Daisuke grins anyway.
“Need a hand?” he asks, like he’s not already crouching beside him.
That earns him a look. Daisuke’s heart does something incredibly dumb in response.
He knows this guy doesn’t talk much. Keeps to himself. Always chooses the broken vending machine alcove at dinner and leans against the wall like he’s afraid someone might make him smile.
And yet Daisuke has never seen a human being look better doing absolutely nothing. His arms are all sharp lines and engine grease, his voice is gravel in a glass bottle, and every time he glances up, Daisuke has to pretend he isn’t watching his mouth.
He clears his throat and points at the drone. “You know, you might have better luck if you don’t glare at it like it owes you rent.
That gets the tiniest twitch of the guy’s mouth. Not a smile, no—Daisuke would’ve fainted—but a microexpression. The ghost of one. And Daisuke lives for those.
They sit in silence while Daisuke fiddles with the circuit board, biting his lip every time their shoulders brush. The guy’s close enough to feel warm through the static of recycled air, and Daisuke is dangerously aware of his every breath.
So, he keeps going, as always. Running head first into somwthing a wall—maybe a super cool, awesome guy…something like that.

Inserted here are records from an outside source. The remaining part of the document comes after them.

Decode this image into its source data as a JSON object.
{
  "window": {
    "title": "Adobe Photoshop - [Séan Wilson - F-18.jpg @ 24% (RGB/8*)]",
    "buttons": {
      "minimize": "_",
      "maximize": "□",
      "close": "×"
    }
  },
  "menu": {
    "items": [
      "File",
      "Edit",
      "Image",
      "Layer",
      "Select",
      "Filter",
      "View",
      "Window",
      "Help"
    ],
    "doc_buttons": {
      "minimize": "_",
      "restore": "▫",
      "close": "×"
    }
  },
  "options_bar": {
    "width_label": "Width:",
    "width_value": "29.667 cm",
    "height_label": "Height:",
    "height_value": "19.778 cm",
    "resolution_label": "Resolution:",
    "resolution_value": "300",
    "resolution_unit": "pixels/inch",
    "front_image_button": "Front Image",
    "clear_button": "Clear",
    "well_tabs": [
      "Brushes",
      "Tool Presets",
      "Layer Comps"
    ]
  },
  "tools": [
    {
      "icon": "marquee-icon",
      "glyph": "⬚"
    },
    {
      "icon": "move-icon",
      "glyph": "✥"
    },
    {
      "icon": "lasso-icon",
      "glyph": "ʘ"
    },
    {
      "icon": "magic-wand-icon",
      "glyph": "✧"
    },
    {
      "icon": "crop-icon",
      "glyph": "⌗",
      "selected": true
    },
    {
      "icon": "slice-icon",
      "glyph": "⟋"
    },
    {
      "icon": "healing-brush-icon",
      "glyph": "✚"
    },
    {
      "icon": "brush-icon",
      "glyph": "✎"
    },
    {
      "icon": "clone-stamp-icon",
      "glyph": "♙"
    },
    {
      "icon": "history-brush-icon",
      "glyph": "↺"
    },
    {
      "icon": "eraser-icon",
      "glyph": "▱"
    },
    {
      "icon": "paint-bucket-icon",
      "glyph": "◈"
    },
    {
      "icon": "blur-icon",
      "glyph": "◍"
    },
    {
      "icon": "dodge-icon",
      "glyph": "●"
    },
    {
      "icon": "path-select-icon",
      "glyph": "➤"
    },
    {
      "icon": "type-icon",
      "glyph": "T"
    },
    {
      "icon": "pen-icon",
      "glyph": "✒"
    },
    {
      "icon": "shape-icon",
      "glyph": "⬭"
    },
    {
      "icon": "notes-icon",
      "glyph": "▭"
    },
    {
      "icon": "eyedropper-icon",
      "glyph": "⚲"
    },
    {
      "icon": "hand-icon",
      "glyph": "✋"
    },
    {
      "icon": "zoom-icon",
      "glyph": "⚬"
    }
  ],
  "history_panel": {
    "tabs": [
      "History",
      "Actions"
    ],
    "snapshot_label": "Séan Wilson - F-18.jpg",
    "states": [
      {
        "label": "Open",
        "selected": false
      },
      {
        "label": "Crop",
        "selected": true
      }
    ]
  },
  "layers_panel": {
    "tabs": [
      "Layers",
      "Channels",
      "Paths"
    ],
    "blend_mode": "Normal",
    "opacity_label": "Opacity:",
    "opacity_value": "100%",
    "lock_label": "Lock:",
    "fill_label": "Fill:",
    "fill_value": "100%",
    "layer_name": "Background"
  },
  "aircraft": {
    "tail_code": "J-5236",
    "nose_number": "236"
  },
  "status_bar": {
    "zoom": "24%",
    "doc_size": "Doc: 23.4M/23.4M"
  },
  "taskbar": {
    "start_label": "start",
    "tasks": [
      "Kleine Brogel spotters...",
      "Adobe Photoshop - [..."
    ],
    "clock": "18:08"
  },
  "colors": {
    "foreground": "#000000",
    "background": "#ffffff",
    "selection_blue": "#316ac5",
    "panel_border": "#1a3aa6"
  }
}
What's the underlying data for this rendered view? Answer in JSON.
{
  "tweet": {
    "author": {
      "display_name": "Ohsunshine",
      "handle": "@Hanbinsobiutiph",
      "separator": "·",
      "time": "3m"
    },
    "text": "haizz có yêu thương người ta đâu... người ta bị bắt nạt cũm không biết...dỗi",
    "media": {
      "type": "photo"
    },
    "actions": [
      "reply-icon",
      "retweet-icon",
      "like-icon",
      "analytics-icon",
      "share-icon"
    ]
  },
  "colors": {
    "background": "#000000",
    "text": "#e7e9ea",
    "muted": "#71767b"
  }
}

“So,” Daisuke says eventually, voice soft but casual, “you always this quiet, or do I just have that effect on you?” He doesn’t expect an answer, so he treads on. “I can talk enough for both of us.” Like he’s presenting a skill of his.
That earns a faint huff. A laugh, maybe, buried deep in the chest. And for a second, Daisuke thinks he likes me in the way you think maybe the lights are coming back on. Not a guarantee. But a spark.
He should play it cool. Say something normal. Like, “need help?” Or “you missed lunch.” Or literally anything that doesn’t come directly from the hormonal black hole behind his ribcage.
Instead, what he says is:
“Okay, this is going to sound insane, but you ever fix something with one hand and look so cool doing it that it makes other people feel weird about their entire existence?”
Daisuke gestures vaguely. “Like, I just watched you tighten a coil and I think my soul left my body. It was like—like some kind of greasy apocalypse prince moment.”
He’s still staring at him.
Cool.
Cool.
Daisuke barrels on. “I’m not saying I’m into that, but I’m definitely not not saying it. Also, are you aware you’re very—uh. You’re very…” He waves his hand around in a desperate spiral. “You know. Like, face-wise.”
Daisuke covers his face with both hands and groans. “I’m going to throw myself into a vent.”